Dr. Donald McGuire, a professor in the classics department, is working to build upon the already vast program. He hopes to add new and innovative courses for the Spring 2013 semester.
“So many students come into the university and face large courses across their curriculum and don’t have any positive, direct interaction with senior faculty, which is also a point of frustration for faculty,” McGuire said.
McGuire faces these frustrations through his own experiences with teaching very large three-credit courses in massive lecture halls.
“I get students coming to me their senior year and their first words out of their mouth are, ‘you probably don’t remember me but…’ They’re going out into the job world without any personal and functional interaction,” McGuire said.
When students go to a professor for a letter of recommendation, many times they have not seen this professor since their freshman year and have no relational bond with them, which creates a disconnect, according to McGuire. The Discovery Seminars Program is attempting to change this.
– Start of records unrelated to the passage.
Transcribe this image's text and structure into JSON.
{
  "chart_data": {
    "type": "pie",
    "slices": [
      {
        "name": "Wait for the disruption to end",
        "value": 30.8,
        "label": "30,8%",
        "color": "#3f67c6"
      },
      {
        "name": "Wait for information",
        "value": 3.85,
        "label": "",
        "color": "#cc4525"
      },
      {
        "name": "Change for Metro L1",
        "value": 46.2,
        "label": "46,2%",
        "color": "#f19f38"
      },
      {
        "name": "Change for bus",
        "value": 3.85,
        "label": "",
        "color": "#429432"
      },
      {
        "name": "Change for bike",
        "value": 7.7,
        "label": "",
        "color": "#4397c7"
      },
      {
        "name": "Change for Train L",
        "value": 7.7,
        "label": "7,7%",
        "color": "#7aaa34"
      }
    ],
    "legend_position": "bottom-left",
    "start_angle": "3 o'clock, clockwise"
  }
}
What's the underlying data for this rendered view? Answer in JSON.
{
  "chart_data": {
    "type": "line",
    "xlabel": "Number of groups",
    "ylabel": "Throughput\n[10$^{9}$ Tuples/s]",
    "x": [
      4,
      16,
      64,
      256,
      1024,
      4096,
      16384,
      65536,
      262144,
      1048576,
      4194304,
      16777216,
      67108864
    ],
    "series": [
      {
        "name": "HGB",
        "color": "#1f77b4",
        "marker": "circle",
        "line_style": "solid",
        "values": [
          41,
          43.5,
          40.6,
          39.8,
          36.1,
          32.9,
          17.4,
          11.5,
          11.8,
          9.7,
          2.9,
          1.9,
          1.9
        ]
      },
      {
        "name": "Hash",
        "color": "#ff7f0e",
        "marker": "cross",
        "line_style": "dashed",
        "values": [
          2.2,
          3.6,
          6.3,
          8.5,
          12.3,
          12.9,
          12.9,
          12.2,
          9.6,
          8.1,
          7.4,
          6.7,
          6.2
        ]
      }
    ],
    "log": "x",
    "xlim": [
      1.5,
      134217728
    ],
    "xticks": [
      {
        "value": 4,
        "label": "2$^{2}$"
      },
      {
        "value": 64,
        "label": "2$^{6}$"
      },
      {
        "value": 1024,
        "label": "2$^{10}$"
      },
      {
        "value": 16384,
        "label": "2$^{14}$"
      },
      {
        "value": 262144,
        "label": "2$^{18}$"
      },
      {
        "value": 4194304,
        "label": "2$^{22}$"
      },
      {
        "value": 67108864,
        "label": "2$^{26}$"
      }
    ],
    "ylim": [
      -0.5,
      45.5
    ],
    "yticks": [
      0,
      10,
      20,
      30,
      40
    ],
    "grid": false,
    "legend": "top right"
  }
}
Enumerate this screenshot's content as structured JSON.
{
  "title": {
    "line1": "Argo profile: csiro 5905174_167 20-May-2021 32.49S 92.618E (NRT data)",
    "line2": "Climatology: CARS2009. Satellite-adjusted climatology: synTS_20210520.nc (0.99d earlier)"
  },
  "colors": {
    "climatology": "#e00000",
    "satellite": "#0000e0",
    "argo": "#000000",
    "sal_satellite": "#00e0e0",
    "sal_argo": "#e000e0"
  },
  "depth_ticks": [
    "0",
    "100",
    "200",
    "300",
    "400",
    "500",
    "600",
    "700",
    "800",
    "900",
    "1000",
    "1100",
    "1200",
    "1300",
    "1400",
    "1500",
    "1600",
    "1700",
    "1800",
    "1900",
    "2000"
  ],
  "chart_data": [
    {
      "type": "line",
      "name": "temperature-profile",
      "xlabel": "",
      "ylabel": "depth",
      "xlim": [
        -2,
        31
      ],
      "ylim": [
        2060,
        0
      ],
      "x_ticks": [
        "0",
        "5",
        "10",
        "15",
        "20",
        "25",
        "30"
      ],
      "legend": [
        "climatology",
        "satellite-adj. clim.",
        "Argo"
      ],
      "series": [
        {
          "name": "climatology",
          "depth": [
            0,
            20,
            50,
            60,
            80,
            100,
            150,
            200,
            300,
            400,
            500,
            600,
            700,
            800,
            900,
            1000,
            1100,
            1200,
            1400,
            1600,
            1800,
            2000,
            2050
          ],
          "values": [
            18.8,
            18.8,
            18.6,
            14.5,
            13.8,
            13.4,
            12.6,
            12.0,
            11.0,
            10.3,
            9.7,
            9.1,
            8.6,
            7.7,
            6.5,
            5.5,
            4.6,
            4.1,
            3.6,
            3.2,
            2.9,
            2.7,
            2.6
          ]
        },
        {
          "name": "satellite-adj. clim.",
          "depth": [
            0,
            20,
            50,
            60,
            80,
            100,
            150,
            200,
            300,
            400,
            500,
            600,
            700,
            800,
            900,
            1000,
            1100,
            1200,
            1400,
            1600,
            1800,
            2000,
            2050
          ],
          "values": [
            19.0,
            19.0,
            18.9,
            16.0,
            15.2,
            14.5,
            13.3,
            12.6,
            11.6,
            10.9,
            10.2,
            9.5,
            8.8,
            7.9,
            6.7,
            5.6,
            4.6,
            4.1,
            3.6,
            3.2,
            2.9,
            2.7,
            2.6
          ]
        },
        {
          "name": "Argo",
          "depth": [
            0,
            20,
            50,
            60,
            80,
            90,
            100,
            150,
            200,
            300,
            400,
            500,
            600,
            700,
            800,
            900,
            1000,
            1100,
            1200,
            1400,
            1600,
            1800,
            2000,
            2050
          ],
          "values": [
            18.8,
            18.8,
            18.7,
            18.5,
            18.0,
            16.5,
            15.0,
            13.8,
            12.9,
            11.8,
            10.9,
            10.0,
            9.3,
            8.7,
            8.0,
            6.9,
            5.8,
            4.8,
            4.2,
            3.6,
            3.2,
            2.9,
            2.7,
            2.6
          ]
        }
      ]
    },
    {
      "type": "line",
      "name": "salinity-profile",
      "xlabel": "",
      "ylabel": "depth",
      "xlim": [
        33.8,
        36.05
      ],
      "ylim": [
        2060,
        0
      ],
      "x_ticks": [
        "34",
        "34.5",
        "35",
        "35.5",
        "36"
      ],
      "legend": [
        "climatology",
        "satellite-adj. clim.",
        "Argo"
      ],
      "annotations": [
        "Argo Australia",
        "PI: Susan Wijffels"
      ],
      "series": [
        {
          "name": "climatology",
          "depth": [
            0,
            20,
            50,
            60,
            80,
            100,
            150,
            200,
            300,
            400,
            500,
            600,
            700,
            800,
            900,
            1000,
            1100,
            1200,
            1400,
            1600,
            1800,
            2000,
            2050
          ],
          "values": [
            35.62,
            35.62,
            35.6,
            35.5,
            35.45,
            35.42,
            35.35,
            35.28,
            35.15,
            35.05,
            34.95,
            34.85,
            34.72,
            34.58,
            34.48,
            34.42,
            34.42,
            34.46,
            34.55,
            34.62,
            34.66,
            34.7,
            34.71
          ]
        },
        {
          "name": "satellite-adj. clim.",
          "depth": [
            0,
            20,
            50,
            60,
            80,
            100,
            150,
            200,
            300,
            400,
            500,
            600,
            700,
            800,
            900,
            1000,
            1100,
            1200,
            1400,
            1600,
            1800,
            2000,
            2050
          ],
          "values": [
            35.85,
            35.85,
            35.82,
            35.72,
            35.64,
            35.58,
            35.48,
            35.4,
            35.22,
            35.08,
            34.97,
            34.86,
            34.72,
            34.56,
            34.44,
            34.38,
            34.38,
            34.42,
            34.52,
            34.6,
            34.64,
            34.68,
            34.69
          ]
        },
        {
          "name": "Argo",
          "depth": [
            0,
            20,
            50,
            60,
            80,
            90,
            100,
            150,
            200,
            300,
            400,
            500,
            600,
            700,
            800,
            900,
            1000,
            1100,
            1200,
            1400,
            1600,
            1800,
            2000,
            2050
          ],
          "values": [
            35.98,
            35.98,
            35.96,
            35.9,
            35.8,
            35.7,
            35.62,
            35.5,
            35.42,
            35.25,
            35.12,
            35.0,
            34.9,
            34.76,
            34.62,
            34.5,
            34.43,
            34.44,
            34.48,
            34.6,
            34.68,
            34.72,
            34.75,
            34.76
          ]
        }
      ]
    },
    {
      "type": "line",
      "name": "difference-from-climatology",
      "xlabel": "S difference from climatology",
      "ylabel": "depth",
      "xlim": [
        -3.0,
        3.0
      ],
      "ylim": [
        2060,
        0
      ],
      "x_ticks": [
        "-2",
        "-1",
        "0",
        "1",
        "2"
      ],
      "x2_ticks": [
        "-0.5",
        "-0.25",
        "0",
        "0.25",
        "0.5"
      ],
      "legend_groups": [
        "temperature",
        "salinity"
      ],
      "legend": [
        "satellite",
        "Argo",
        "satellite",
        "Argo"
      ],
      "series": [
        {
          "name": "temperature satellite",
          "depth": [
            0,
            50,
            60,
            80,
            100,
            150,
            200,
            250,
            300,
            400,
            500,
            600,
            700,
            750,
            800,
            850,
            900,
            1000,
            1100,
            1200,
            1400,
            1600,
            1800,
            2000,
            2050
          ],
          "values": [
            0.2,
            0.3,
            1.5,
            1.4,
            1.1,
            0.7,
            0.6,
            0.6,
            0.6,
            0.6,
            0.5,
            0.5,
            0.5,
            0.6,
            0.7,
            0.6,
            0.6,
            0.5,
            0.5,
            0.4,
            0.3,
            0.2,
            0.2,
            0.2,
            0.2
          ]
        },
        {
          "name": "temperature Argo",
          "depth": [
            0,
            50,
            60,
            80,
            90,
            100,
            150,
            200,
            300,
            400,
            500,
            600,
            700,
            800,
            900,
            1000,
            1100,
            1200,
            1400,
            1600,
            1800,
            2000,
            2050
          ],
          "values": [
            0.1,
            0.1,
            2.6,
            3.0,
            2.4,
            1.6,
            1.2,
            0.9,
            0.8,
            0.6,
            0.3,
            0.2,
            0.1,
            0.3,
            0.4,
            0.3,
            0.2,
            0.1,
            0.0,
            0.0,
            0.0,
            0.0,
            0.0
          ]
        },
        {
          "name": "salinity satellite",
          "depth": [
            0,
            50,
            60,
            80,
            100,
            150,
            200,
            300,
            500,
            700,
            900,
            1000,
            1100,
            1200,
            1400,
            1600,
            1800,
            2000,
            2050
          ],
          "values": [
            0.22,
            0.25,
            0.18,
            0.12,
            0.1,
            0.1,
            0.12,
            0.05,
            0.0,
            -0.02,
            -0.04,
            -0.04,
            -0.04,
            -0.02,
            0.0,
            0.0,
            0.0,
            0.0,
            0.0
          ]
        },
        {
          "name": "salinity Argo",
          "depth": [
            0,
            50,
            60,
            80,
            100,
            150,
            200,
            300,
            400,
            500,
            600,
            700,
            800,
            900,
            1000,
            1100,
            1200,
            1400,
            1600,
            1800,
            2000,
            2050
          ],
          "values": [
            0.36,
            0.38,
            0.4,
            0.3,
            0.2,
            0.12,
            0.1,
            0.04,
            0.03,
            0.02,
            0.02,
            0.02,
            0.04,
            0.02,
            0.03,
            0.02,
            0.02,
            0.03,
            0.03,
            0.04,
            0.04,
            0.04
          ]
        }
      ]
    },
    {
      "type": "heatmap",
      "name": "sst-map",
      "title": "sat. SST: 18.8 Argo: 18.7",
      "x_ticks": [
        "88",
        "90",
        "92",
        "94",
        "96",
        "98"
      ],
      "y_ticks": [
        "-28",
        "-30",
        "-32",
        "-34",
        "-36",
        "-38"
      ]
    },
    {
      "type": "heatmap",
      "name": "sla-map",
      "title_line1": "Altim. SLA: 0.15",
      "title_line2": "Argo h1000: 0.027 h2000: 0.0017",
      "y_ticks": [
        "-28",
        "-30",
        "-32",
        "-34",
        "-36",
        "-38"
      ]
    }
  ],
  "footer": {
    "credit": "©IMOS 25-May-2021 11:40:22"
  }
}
The classes given within the program are only one credit. Professors hope this will be less threatening and intimidating than the large three-credit courses and will encourage more students to enroll.
The program aims to give students better insight into a discipline they might have interest in, without bombarding them with a sizeable workload that will overload their studies.
Many of the courses also deal with very specific and in-depth concepts of the field they wish to enter, which gives them a taste of what it might be like to either be in the major or take a larger course in the field.
“We have a wide range of courses being given this spring. We have psychology courses, including one on bullying, and oral biology is going to [offer] a course called ‘open wide,’” McGuire said.
With the wide range of courses offered in the spring semester alone, McGuire hopes more and more faculty will propose courses from their field because of the overwhelming response from professors across UB so far.
With many different fields of study engaging in the program, Dr. McGuire said the effects of every field will be diverse.
“Different professors see different programs in different ways. We just want students to take an interest and bring something away from the program,” McGuire said.
Geoff Brown, a sophomore pharmacy student, said the Discovery Seminars Program helped him choose a field of interest.
“I took a class that was on research with gastric acids and it definitely made me want to get into research in the field,” Brown said.
Dr. McGuire, along with his distinguished colleagues, are excited to see the turnout of the spring 2013 Discovery Seminars Program.